Held, disallowing the appeal, that:
the F-tT had clearly understood the dispute, had explained the reasons for its decision and had not erred by failing to take into account the decision in M L Johnson v Information Commissioner and Ministry of Justice. That decision was not binding on the F-tT and was of limited value as it involved a different issue: whether the cost of compliance involved in providing the requested information exceeded the appropriate limit (paragraphs 15 to 18);
the purpose of section 8(1)(c) was to enable the public authority to identify the requested information with sufficient precision that it could be ascertained whether the authority held the information, whether the information was exempt information under Part II of FOIA, whether it was exempt on cost of compliance grounds under section 12, or whether the request was vexatious under section 14. There was no requirement in the legislation to describe information by subject or topic (paragraphs 25 to 26);
the appellant submitted that the request was “for a medium upon which information is recorded”. However, there was no conceptual difference between a request for a particular e-mail and a particular piece of handwritten correspondence.

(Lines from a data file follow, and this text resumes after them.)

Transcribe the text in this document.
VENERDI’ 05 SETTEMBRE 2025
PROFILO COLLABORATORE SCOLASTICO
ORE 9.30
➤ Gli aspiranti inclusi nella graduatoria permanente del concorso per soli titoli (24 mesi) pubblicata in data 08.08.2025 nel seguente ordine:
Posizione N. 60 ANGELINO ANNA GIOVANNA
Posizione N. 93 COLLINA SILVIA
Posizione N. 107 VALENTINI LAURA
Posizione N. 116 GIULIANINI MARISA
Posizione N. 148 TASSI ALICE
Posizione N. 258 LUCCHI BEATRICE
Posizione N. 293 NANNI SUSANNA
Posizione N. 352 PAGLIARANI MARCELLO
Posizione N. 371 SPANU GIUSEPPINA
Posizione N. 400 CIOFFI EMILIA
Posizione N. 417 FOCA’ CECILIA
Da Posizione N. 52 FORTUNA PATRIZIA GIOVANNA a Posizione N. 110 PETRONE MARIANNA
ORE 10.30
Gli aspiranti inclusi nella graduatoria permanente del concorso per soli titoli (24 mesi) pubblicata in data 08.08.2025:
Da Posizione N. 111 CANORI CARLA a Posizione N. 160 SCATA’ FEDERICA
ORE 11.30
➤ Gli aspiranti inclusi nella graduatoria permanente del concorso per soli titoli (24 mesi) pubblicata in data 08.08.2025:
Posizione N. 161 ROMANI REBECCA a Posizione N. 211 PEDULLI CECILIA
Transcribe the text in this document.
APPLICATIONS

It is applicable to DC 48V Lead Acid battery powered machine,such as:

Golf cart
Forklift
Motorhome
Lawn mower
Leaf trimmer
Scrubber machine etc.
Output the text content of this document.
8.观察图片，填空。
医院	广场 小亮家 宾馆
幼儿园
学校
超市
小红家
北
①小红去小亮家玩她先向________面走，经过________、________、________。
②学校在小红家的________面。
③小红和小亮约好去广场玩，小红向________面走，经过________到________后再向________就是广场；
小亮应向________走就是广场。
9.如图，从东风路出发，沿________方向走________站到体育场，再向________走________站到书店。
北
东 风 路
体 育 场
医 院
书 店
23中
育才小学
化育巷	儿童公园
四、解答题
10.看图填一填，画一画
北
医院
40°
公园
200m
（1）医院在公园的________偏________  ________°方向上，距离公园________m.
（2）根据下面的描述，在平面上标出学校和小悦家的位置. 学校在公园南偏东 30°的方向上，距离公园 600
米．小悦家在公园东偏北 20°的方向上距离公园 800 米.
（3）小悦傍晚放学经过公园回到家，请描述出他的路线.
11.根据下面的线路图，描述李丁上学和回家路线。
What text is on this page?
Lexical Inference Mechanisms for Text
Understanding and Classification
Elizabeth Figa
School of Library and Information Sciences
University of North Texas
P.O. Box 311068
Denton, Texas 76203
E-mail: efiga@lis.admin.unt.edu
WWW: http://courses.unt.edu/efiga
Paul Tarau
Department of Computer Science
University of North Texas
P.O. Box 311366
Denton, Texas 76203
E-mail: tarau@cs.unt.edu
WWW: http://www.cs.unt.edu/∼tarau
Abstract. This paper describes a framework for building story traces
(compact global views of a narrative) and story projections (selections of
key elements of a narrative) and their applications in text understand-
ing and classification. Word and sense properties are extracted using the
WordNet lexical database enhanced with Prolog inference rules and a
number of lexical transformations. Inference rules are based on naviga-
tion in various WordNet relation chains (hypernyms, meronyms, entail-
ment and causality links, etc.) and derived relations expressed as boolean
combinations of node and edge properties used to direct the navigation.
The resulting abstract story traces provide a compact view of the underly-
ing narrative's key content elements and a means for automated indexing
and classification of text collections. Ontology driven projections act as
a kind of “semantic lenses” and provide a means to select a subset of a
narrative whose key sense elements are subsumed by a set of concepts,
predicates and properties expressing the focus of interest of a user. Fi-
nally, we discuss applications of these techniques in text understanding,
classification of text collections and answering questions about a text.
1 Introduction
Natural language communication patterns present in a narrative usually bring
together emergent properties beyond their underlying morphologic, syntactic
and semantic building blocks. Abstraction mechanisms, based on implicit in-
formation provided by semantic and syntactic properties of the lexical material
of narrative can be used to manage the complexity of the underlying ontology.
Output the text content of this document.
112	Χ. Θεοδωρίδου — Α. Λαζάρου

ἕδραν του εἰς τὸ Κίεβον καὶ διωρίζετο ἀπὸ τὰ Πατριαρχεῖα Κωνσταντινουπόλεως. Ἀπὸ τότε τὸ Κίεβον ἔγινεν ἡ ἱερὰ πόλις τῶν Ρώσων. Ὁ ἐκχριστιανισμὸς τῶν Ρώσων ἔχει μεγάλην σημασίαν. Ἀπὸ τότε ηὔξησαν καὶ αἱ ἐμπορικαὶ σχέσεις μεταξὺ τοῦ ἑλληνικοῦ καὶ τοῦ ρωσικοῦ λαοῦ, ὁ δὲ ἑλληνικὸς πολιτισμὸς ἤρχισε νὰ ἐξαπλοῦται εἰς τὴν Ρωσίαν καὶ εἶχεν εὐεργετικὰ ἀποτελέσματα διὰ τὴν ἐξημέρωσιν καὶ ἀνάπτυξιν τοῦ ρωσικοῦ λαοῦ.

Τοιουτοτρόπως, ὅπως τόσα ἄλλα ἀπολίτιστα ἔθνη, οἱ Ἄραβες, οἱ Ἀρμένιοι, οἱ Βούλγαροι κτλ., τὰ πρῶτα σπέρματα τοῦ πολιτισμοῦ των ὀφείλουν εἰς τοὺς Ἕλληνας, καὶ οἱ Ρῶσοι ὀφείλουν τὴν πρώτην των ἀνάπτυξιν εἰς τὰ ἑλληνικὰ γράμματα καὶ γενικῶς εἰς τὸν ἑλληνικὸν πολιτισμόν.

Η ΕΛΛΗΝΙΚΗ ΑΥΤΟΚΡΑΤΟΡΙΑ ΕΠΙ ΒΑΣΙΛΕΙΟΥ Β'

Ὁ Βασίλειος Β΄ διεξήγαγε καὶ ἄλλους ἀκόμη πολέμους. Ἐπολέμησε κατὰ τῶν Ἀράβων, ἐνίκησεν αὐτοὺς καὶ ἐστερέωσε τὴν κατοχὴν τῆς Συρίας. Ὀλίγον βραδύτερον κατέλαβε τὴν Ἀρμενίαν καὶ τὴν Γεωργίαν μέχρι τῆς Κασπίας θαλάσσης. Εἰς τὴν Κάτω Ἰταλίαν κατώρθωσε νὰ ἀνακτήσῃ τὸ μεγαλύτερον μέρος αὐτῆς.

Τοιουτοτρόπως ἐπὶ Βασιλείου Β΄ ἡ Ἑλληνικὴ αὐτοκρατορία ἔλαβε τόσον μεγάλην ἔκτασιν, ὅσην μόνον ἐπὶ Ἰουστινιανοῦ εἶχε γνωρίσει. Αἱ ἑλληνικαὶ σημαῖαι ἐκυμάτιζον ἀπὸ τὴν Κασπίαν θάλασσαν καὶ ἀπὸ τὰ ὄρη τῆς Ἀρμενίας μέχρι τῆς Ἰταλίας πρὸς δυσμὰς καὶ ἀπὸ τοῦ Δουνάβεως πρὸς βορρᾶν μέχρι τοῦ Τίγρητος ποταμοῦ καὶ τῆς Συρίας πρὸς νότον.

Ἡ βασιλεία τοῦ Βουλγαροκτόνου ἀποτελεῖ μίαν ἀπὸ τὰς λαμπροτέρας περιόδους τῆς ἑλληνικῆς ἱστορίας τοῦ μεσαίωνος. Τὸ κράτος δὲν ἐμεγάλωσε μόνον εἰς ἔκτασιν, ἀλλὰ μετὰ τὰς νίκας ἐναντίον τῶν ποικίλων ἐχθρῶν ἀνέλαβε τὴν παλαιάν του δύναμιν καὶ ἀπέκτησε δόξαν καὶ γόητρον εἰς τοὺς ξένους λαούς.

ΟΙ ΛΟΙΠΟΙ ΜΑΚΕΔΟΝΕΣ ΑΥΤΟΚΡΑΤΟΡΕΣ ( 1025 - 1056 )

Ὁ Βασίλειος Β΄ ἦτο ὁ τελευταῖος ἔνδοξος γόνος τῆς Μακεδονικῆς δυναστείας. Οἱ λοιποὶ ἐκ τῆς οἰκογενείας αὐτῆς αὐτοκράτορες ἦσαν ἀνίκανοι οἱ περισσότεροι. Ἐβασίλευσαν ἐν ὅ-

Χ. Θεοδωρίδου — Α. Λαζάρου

Each involved a request for the information carried by the particular medium (paragraph 28);
under section 1(3) of FOIA, the statutory obligation to provide information was relieved when the information requested was described in such a way that the public authority could not reasonably identify what it was that the requester was asking for. In the present case the scope of the request for information was clear, and the F tT’s finding that the request was valid had been reasonable (paragraphs 29 to 30).